8. Nyrius Aries Home+

7. IOGear SharePro

6. Nyrius Orion WS55

5. DVDO Air 4K

4. J-Tech Digital HDBT219

3. IOGear GH60

2. IOGear GW3D

1. J-Tech Digital Long Range

Special Honors

Ikan Blitz If you're in the AV production field, you may already be aware of Ikan. They serve to provide instant transmission, generally over a line of sight, and can be found at film studios around the world. If you're looking for this kind of professional-grade solution, you're probably willing to spend a lot, which you'll have to do for any of their products. But you're faced with one of the biggest selections of commercial wireless video transmission on the market. ikancorp.com

Teradek Bolt 4K This particular product is aimed squarely at multimedia pros. It boasts a number of advanced features, including 256-bit AES encryption and complete support for HDR content. It pairs well with a high-end movie camera and won't impede true 10-bit color depth over long distances. Of course, such powerful technology costs several thousand dollars. teradek.com

Editor's Notes

July 03, 2019:

If you simply can't run a wire to complete your home theater, there are plenty of adapters that can do the job wirelessly. You'll find that user reviews run the gamut from glowing to raging on many options, and a lot of that has to do with the uncertainty of an individual home's network situation. These devices generally use frequencies from 2.4 to 5.9 gigahertz, and depending on how many wireless devices you (and your neighbors) use at any given time, they can run into electromagnetic interference. So if you want to get the best out of these, you'll need to analyze and streamline the various signals in the device's neighborhood.

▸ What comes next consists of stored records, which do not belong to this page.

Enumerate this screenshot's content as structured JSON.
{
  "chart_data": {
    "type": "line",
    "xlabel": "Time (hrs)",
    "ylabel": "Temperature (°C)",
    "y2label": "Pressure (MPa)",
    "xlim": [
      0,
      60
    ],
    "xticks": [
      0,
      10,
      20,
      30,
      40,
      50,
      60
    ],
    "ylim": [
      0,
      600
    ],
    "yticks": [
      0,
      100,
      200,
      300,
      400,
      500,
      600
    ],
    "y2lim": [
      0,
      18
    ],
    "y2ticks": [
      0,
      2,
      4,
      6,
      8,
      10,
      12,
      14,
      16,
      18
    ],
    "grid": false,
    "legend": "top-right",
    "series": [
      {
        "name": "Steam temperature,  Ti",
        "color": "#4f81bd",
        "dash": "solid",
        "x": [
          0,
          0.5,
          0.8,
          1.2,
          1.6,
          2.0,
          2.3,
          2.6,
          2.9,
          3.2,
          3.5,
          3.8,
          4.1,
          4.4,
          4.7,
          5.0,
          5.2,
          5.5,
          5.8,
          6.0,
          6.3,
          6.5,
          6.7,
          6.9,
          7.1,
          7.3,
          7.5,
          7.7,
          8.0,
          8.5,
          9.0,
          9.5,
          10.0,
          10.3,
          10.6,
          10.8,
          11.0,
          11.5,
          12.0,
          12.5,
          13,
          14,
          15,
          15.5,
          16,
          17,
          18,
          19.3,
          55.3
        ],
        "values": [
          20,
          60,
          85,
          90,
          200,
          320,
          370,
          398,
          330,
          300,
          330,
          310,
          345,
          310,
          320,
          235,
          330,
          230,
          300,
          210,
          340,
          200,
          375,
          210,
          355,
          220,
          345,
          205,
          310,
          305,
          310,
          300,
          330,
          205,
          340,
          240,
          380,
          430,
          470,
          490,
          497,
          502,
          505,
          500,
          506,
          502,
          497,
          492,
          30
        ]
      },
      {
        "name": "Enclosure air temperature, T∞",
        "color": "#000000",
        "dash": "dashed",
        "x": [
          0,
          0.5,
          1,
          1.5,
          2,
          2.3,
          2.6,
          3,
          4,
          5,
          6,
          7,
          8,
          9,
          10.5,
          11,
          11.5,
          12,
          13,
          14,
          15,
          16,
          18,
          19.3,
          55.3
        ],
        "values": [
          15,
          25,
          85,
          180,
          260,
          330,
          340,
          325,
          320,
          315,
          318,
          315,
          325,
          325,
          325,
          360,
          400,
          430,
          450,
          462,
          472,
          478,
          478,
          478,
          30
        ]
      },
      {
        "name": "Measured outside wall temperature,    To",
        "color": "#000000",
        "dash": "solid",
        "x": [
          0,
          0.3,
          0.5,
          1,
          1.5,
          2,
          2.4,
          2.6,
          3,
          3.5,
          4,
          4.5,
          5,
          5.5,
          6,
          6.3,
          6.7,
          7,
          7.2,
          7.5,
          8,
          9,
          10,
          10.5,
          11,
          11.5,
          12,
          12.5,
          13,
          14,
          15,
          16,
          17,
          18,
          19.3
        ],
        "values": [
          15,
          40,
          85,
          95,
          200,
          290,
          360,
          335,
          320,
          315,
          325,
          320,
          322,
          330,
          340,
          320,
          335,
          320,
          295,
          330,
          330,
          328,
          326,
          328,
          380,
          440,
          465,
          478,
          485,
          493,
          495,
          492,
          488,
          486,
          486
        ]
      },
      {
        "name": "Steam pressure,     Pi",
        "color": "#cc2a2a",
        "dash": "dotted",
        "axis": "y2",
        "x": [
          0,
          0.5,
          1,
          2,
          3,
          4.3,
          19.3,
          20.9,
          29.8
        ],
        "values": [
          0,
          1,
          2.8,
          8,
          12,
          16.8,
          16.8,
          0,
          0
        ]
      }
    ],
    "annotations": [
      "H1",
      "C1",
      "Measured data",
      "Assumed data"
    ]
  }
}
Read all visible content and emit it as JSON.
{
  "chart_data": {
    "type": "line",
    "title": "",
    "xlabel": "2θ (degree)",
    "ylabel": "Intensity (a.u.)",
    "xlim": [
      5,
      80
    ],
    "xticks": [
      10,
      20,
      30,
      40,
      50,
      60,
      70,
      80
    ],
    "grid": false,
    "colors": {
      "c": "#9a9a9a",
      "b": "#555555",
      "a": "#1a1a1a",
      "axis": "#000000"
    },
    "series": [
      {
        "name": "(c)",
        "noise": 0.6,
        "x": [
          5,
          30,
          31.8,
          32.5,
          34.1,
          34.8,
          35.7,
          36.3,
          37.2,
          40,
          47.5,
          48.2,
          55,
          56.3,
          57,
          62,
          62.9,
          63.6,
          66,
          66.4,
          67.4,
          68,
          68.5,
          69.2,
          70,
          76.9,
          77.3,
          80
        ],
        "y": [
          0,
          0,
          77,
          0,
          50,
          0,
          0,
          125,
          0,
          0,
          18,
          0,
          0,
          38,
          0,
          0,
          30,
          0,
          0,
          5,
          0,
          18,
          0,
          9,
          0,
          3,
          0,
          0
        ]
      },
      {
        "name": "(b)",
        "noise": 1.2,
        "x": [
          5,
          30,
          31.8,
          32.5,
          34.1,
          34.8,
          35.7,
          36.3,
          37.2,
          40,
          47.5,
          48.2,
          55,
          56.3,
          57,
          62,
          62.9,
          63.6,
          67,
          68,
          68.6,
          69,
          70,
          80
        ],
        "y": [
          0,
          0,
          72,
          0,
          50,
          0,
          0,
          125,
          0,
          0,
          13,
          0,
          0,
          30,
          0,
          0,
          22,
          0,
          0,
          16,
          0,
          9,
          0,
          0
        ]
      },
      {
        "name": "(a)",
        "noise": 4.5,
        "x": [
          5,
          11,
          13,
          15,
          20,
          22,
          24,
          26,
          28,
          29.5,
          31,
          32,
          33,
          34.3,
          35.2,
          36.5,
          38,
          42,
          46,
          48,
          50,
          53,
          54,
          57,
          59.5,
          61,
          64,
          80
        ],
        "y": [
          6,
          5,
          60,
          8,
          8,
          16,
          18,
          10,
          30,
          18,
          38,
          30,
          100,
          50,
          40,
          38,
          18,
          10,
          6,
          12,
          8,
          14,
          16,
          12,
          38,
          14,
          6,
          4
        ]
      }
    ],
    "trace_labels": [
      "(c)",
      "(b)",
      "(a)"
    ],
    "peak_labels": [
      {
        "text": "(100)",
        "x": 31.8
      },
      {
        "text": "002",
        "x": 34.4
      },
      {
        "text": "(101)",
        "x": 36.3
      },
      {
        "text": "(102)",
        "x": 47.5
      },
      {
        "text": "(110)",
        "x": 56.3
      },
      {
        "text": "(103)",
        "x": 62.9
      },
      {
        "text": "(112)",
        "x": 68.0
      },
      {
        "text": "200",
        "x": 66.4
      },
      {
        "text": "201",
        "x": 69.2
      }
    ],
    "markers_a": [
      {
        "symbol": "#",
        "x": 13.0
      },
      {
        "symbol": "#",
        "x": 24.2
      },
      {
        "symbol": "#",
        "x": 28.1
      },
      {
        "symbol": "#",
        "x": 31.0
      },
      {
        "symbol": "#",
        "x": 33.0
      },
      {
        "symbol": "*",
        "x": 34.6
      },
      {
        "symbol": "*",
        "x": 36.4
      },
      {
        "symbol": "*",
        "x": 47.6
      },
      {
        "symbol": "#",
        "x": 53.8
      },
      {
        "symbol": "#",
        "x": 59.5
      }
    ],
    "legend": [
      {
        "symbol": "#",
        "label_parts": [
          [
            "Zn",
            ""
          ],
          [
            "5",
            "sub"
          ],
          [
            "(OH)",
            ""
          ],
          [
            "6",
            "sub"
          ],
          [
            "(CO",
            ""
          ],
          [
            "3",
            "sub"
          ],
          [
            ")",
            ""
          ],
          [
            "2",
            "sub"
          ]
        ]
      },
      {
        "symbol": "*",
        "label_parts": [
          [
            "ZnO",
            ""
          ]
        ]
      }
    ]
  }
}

If you're willing to delve into the specifics of your home network, there are some 4K-capable options that can serve you well. J-Tech makes a couple, as do IOGear and DVDO. Some of these use the 60-gigahertz band, while others use the WHDI protocol or the related GigExtreme technology. If they don't have a clear path to the receiver, though, performance may suffer, especially with the high-frequency models.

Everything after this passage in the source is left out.